Discipline based data conventions
How could cross disciplinary research be affected by discipline data conventions? Also, think about one way cross disciplinary data access can be facilitated.
Challenge me: Let’s talk tech!
Get the ball rolling to expand awareness of the technical aspects of data management and this rapidly growing community of tech-aware data enthusiasts. What is….
- your favorite research data tech or software story or experience
- a software tool or service for research data you think others might be interested in
- a question or research data problem to crowdsource a solution.

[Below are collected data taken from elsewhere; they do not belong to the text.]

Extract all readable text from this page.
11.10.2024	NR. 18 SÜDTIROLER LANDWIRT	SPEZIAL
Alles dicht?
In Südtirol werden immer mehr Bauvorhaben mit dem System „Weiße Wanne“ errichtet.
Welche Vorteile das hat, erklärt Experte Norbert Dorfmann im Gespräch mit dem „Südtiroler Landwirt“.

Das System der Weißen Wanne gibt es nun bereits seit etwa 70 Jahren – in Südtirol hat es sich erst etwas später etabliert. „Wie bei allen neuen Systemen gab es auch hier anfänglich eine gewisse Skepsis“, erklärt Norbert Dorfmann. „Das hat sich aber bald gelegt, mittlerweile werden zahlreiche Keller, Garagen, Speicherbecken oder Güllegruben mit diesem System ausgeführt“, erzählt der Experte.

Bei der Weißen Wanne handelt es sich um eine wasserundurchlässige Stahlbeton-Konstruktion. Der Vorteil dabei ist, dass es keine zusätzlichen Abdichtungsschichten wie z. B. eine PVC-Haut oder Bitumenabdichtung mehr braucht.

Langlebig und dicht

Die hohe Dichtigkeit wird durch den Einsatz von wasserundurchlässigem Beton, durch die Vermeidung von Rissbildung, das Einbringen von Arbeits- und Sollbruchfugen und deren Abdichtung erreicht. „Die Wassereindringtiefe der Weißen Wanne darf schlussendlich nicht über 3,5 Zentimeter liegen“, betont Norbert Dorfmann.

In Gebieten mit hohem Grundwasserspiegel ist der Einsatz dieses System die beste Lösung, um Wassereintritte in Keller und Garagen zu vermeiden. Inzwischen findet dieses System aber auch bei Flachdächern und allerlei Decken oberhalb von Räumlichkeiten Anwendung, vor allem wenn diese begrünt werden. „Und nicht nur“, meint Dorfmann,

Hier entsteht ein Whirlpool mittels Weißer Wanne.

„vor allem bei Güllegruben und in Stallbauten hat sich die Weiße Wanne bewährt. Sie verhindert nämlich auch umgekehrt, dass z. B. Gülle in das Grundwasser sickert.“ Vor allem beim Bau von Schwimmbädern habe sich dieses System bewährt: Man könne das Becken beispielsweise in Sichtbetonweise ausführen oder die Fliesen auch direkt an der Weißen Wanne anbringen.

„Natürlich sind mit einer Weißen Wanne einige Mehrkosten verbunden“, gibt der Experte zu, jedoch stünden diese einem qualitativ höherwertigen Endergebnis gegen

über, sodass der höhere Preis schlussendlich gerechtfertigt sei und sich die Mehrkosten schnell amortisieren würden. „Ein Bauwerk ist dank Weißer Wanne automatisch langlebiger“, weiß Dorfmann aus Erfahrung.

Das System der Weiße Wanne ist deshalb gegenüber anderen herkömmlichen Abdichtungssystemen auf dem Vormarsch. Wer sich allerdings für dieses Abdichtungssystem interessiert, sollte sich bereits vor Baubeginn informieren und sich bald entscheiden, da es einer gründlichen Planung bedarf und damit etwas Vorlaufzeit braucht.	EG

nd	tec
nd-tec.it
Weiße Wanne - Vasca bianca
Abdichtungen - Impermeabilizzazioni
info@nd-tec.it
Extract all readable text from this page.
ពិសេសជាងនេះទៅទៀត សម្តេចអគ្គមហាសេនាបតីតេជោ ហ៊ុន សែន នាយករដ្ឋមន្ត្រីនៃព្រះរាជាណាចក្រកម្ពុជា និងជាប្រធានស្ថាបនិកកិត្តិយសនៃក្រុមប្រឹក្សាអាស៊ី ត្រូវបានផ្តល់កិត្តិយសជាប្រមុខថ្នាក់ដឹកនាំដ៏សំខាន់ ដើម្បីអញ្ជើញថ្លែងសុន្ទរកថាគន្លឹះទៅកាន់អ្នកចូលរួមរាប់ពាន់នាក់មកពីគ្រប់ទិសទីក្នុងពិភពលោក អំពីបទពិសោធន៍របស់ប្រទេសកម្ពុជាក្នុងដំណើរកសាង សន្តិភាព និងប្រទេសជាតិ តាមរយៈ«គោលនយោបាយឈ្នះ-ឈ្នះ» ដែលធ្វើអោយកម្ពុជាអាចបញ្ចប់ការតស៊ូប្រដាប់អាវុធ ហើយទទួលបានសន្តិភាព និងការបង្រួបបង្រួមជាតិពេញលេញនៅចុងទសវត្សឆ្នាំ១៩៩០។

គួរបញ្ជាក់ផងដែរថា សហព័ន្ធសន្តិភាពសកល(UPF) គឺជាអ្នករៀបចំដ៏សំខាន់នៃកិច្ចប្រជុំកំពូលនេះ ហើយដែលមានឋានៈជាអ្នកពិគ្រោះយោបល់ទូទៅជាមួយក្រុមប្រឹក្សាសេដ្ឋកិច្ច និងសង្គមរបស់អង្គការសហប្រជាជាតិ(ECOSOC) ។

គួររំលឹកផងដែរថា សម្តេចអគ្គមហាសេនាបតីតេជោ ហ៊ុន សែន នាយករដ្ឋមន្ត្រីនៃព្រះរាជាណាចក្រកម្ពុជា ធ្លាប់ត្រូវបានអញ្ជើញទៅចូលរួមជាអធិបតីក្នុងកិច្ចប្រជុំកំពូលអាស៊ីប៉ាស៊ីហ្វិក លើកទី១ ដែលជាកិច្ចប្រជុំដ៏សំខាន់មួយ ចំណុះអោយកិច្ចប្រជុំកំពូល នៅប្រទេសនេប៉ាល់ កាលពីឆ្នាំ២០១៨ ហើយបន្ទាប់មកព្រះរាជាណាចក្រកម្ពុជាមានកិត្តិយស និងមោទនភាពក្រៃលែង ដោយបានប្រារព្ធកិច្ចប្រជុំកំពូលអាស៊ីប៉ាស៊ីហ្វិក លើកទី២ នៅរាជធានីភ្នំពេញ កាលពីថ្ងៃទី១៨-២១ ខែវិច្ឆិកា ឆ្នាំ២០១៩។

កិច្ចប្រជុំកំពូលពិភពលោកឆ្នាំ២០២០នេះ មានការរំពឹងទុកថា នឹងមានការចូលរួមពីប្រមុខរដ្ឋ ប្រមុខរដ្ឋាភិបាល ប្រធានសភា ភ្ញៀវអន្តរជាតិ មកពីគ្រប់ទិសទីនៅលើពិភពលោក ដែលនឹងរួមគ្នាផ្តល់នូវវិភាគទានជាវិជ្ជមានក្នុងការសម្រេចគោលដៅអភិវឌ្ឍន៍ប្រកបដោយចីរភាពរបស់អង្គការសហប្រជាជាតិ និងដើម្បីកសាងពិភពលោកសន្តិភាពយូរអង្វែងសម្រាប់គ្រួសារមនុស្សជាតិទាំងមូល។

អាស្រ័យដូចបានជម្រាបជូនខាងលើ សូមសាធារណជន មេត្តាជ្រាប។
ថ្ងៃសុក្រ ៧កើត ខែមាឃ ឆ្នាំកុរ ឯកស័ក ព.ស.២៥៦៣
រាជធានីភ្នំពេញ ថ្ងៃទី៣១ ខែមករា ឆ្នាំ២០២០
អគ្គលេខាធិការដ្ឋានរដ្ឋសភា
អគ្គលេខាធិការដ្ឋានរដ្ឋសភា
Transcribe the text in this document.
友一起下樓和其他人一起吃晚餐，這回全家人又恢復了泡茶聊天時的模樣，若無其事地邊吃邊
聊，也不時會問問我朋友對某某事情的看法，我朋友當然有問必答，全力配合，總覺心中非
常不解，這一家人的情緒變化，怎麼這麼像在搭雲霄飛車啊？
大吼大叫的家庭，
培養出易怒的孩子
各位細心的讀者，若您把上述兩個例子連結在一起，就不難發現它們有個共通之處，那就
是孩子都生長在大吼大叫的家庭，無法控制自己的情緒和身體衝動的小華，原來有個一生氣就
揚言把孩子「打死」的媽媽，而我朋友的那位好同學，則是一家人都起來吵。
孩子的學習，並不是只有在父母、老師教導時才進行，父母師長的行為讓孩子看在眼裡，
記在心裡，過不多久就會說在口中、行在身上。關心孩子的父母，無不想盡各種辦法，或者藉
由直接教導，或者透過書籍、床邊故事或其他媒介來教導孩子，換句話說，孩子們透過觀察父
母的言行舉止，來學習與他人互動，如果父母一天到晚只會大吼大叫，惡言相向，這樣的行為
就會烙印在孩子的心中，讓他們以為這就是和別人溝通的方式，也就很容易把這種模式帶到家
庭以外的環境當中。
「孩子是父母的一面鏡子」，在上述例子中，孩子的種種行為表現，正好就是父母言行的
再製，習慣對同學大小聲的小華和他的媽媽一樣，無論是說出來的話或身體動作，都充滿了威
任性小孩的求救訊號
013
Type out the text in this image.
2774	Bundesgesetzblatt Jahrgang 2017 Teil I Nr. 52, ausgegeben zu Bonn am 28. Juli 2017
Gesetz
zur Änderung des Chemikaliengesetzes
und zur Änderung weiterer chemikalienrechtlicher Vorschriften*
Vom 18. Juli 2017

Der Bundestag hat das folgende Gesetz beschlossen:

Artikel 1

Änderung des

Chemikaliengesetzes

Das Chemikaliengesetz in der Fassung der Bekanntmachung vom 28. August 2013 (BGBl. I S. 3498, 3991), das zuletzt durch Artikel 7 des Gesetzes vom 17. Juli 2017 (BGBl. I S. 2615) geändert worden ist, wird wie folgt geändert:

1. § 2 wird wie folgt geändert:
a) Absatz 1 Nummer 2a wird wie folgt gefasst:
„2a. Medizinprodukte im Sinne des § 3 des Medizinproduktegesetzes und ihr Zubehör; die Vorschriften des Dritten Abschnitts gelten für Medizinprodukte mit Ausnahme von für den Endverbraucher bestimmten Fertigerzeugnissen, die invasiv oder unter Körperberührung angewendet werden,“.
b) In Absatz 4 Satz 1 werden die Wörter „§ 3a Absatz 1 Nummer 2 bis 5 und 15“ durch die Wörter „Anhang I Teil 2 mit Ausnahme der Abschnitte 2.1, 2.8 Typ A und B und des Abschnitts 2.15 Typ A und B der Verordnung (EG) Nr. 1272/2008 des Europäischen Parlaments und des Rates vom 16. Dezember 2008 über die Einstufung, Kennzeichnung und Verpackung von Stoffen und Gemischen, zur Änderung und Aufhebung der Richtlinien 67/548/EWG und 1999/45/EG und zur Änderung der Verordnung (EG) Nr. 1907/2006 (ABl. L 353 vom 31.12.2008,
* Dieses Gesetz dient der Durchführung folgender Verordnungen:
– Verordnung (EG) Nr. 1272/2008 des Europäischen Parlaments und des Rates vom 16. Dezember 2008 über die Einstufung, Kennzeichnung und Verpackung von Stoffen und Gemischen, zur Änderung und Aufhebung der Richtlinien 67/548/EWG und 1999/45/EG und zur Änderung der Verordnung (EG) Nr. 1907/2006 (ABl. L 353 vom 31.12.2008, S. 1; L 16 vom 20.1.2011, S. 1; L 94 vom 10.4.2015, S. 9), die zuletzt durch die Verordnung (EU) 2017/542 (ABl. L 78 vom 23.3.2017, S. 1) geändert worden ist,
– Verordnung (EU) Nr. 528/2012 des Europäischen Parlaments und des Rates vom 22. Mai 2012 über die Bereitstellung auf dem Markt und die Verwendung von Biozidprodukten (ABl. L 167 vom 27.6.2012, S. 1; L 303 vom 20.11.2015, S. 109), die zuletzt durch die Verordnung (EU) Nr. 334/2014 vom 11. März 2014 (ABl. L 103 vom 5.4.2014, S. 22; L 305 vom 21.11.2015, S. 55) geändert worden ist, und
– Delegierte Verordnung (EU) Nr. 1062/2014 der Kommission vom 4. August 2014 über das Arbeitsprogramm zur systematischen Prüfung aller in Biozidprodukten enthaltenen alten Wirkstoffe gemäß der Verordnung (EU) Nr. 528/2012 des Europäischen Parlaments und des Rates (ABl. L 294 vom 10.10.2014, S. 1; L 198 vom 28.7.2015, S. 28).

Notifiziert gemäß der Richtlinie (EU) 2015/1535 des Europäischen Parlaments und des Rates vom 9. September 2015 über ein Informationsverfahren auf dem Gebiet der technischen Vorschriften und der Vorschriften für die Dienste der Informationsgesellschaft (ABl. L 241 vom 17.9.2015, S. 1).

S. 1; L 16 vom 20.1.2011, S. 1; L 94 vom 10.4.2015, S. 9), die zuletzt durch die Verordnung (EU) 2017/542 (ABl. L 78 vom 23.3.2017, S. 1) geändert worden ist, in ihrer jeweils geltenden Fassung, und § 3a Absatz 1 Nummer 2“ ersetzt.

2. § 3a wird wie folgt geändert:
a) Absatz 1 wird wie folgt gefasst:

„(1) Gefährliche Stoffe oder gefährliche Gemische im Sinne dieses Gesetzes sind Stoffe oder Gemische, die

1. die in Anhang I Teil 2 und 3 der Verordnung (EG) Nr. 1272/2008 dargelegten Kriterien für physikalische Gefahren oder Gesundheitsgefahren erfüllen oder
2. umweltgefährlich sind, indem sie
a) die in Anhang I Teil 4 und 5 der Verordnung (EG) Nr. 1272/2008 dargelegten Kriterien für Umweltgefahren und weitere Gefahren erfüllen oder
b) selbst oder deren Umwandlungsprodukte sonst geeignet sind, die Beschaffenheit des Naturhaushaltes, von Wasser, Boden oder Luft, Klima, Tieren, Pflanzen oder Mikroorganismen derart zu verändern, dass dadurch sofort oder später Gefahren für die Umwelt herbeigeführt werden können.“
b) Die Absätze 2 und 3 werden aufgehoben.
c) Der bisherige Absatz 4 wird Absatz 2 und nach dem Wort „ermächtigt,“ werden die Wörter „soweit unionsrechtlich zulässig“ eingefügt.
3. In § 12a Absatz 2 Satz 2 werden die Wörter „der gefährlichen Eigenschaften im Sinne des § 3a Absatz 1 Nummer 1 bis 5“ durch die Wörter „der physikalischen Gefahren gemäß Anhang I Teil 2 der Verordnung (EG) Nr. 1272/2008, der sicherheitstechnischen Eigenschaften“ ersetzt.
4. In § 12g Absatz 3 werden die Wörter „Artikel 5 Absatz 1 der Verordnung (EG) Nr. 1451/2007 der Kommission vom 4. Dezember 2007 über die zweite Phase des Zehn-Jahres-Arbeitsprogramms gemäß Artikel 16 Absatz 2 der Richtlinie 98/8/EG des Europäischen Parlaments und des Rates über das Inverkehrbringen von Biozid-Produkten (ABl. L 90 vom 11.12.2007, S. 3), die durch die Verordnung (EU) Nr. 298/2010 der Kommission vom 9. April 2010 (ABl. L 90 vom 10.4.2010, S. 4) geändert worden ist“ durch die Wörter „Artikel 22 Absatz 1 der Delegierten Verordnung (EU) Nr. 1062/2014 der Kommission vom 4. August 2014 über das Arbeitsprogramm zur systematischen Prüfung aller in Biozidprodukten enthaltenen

Personal technical data audit
Conduct a personal audit on what data technical skills you have, and what skills you want to learn.
Key Points
Research data is heterogeneous in form.
Research data can be categorized into many types, such as observational, experimental, simulation, derived or compiled, and reference.
Research data are often contextualized within communities.
Technical data skills are increasingly needed to create, work with, understand and make sense of research data.